We have a great deal of sympathy for businesses that have adopted one of the above means of protecting their reputations from what they, mostly quite justifiably, see as unwarranted or unfair attack on the most important platform on the web - Google, as long as they have done so in all innocence.

Some readers - certainly regular readers - may be surprised at this statement, but we can assure you that we meet such businesses on a daily basis. They genuinely did not know that they were doing anything wrong. And they certainly did not know that there was a solution that would achieve the following legitimately...
  • great flows of independently moderated reviews to their own website
  • onward flows of reviews to their Google listing - to show in all searches
Welcome to HelpHound.


Further reading

A sorry P.S.

We thought the world had moved on from this, but still some businesses persist in misnaming testimonials (selected customer opinions) as reviews...

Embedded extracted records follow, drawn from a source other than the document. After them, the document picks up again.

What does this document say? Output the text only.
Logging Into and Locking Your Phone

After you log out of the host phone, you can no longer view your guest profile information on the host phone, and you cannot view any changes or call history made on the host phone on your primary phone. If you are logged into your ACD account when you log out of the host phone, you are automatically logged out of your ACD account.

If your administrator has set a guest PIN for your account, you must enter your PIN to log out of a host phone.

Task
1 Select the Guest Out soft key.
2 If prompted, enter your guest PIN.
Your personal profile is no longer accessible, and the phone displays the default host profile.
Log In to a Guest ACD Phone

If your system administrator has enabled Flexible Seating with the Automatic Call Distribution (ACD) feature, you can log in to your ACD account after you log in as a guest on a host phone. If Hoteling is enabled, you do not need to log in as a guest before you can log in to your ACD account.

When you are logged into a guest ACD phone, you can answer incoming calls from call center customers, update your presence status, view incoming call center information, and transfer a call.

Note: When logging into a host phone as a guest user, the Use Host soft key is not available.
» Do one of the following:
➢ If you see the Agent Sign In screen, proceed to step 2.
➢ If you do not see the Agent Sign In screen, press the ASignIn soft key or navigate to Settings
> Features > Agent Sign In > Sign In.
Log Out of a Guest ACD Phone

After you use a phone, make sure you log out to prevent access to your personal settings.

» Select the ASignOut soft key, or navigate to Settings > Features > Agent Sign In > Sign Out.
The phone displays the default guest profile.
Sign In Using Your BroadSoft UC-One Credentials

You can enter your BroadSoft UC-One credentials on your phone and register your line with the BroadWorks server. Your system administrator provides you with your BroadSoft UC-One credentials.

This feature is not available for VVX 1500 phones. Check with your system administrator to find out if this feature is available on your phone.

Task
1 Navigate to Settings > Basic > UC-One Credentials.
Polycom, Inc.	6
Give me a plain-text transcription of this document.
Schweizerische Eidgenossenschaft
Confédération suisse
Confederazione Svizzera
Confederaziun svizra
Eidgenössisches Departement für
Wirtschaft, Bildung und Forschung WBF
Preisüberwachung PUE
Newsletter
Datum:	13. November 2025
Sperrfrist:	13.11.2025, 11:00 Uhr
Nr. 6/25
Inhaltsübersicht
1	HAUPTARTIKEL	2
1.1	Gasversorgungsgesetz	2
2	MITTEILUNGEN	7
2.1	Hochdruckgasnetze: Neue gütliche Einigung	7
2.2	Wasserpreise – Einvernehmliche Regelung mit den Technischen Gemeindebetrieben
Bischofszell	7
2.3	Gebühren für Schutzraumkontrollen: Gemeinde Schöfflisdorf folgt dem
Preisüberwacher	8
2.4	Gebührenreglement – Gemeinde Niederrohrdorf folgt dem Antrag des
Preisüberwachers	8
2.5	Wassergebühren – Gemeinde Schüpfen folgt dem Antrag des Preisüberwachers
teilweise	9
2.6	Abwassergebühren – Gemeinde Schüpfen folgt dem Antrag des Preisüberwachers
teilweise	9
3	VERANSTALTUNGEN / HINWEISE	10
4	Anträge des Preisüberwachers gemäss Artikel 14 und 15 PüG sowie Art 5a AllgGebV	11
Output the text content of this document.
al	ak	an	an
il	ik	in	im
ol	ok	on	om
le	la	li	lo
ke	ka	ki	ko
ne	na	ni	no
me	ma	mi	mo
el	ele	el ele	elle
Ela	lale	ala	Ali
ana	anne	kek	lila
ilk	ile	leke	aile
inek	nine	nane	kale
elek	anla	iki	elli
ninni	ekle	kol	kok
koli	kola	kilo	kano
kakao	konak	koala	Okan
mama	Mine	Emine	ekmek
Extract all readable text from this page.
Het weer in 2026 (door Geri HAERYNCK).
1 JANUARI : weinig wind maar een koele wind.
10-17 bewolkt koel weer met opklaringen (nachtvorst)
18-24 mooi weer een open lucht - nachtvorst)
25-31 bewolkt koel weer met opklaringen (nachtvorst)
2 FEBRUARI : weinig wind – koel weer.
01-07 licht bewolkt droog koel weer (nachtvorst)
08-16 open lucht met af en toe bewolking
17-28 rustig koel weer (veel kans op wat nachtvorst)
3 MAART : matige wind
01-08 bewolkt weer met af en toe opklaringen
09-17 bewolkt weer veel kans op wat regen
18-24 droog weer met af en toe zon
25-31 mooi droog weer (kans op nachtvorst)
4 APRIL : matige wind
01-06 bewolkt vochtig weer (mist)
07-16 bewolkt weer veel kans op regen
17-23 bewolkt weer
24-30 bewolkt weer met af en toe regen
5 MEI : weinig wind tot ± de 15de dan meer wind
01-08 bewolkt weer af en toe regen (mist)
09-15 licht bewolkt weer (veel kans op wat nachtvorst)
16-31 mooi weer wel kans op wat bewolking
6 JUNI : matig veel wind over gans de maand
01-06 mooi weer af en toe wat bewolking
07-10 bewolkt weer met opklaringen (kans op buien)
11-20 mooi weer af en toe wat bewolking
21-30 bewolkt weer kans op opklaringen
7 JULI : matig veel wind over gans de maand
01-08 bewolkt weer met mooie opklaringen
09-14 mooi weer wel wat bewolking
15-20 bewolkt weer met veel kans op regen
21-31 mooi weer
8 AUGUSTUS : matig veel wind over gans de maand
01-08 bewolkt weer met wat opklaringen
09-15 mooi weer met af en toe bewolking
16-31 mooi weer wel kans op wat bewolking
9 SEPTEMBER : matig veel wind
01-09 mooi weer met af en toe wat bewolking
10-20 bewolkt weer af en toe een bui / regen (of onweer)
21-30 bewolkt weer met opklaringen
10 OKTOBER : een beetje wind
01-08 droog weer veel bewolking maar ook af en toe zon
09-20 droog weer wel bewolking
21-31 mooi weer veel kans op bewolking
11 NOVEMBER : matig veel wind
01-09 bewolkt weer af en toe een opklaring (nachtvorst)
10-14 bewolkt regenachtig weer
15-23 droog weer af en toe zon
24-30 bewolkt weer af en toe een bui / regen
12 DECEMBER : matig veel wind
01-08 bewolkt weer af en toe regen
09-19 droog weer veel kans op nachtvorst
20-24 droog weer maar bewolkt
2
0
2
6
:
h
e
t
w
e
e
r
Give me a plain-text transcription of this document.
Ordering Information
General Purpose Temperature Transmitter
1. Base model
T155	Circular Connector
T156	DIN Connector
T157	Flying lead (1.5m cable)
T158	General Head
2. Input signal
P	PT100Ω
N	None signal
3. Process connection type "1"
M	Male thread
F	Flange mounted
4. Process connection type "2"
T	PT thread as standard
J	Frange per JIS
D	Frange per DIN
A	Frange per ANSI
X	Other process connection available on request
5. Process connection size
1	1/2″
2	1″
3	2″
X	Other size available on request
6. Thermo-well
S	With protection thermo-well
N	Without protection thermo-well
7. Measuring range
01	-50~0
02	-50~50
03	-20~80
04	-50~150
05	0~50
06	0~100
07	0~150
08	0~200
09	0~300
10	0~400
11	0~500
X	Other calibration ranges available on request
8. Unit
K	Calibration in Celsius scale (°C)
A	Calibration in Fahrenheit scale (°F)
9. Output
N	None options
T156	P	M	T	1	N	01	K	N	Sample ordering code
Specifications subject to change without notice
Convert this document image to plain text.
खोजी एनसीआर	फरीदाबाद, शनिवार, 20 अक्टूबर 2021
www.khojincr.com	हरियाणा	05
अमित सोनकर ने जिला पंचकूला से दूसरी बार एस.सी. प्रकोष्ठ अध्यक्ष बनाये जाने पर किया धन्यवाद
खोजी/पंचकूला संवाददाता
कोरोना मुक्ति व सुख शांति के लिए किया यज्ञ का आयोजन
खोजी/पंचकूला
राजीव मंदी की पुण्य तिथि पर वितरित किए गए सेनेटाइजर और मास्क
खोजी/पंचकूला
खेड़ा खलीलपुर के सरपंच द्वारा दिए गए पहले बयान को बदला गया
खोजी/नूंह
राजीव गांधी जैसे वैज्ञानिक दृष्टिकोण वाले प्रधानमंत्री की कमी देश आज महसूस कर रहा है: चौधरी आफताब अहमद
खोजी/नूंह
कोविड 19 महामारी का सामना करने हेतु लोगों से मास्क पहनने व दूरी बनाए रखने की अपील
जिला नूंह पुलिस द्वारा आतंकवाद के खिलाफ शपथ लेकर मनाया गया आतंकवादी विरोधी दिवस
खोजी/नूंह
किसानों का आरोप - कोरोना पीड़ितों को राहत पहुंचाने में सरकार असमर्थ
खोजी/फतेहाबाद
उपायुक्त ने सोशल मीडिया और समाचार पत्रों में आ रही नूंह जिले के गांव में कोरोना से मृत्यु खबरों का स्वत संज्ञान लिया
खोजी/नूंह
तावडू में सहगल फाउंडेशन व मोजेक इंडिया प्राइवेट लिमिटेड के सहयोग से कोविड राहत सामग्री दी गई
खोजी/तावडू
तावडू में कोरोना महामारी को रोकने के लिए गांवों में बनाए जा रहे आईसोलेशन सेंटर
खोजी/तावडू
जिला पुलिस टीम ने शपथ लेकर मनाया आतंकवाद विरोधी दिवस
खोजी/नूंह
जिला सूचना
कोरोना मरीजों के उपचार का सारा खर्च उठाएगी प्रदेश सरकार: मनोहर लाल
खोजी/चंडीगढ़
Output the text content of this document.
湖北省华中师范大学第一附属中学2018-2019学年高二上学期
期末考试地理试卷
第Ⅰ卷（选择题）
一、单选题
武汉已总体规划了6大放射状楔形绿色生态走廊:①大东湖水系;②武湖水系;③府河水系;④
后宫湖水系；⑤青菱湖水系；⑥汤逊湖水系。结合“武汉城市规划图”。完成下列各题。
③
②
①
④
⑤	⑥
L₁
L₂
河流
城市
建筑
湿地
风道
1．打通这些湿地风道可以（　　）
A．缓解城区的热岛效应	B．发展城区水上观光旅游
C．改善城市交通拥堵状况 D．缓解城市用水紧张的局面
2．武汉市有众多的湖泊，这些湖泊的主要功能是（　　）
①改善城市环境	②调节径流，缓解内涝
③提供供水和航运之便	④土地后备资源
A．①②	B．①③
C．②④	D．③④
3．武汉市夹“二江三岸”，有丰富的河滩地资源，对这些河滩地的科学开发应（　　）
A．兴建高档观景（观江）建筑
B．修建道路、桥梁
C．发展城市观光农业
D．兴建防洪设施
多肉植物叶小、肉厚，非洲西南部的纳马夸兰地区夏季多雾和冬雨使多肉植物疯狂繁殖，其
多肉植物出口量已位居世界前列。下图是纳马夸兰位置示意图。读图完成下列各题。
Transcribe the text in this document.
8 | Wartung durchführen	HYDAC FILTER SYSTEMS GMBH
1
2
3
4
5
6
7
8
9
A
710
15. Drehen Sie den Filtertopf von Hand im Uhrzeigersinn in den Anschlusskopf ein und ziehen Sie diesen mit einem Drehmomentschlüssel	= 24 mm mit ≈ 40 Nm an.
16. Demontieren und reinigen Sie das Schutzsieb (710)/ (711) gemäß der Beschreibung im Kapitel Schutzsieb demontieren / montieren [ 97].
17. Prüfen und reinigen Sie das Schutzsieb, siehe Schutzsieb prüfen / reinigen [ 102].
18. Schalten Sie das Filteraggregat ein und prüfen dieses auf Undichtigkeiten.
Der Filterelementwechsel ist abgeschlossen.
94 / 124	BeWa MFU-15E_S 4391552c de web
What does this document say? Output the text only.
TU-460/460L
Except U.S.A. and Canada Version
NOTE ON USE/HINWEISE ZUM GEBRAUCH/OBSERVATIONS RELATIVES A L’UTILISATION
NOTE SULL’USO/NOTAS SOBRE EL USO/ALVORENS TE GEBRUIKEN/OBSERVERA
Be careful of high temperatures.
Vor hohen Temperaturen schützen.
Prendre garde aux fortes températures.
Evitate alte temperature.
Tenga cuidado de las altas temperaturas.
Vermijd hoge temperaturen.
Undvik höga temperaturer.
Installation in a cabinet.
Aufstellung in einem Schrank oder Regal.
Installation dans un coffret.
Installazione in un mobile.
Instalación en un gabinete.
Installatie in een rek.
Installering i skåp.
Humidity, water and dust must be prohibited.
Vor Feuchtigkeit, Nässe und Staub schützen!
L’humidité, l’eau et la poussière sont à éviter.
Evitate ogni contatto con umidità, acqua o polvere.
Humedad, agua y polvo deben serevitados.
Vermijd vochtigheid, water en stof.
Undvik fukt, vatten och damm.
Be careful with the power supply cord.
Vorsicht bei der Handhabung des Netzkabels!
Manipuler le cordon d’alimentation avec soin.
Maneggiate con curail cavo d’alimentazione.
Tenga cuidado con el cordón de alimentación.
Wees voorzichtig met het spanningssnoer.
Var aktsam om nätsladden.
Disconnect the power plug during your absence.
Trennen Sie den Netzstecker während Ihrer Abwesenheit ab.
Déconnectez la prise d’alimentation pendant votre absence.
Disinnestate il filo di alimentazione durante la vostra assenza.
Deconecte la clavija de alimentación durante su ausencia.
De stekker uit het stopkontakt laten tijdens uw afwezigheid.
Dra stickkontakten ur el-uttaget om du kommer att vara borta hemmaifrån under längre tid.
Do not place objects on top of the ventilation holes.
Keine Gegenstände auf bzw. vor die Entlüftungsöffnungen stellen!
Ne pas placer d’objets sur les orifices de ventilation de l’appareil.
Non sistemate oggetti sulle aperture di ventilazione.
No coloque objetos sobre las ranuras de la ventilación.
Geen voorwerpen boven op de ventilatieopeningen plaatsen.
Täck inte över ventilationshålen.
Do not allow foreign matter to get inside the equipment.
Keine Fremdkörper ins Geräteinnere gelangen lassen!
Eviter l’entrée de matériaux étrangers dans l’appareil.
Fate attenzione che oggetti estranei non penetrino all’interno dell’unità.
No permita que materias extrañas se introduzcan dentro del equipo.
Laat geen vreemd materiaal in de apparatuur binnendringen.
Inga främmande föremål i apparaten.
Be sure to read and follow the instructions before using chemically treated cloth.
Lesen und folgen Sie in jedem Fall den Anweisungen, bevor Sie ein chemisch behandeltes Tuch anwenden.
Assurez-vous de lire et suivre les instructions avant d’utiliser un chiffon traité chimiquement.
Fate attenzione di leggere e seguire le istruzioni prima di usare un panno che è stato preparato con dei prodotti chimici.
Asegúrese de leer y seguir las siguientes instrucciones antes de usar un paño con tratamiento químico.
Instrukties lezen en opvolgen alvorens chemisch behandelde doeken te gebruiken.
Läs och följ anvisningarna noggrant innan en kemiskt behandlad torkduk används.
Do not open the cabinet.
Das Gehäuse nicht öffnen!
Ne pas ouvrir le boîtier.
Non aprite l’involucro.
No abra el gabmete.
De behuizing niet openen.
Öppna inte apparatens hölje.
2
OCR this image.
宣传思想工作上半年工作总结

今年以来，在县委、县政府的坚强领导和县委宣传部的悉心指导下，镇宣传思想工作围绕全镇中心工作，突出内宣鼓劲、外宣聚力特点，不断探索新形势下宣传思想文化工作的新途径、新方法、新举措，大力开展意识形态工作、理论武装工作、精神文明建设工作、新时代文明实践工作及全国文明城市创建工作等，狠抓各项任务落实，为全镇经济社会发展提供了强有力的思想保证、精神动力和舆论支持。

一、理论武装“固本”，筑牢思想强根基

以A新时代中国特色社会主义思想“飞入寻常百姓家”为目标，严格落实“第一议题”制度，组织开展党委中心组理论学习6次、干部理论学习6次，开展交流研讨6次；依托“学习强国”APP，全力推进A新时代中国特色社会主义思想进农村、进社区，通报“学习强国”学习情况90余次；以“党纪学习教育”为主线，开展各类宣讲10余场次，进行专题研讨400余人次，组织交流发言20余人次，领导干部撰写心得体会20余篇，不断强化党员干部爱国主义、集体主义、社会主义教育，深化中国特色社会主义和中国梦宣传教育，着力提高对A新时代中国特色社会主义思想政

...just to be absolutely clear, reviews, by definition, must be independently moderated, otherwise consumers are being misled. Some businesses are confused by the likes of...


...online retailers (John Lewis here) that host 'their own' reviews. In reality, of course, these reviews are not 'of John Lewis', they are 'of the product', manufactured by someone else (and in reality they are hugely helpful for the retailer - as well as the consumer - which will simply drop any line that scores badly).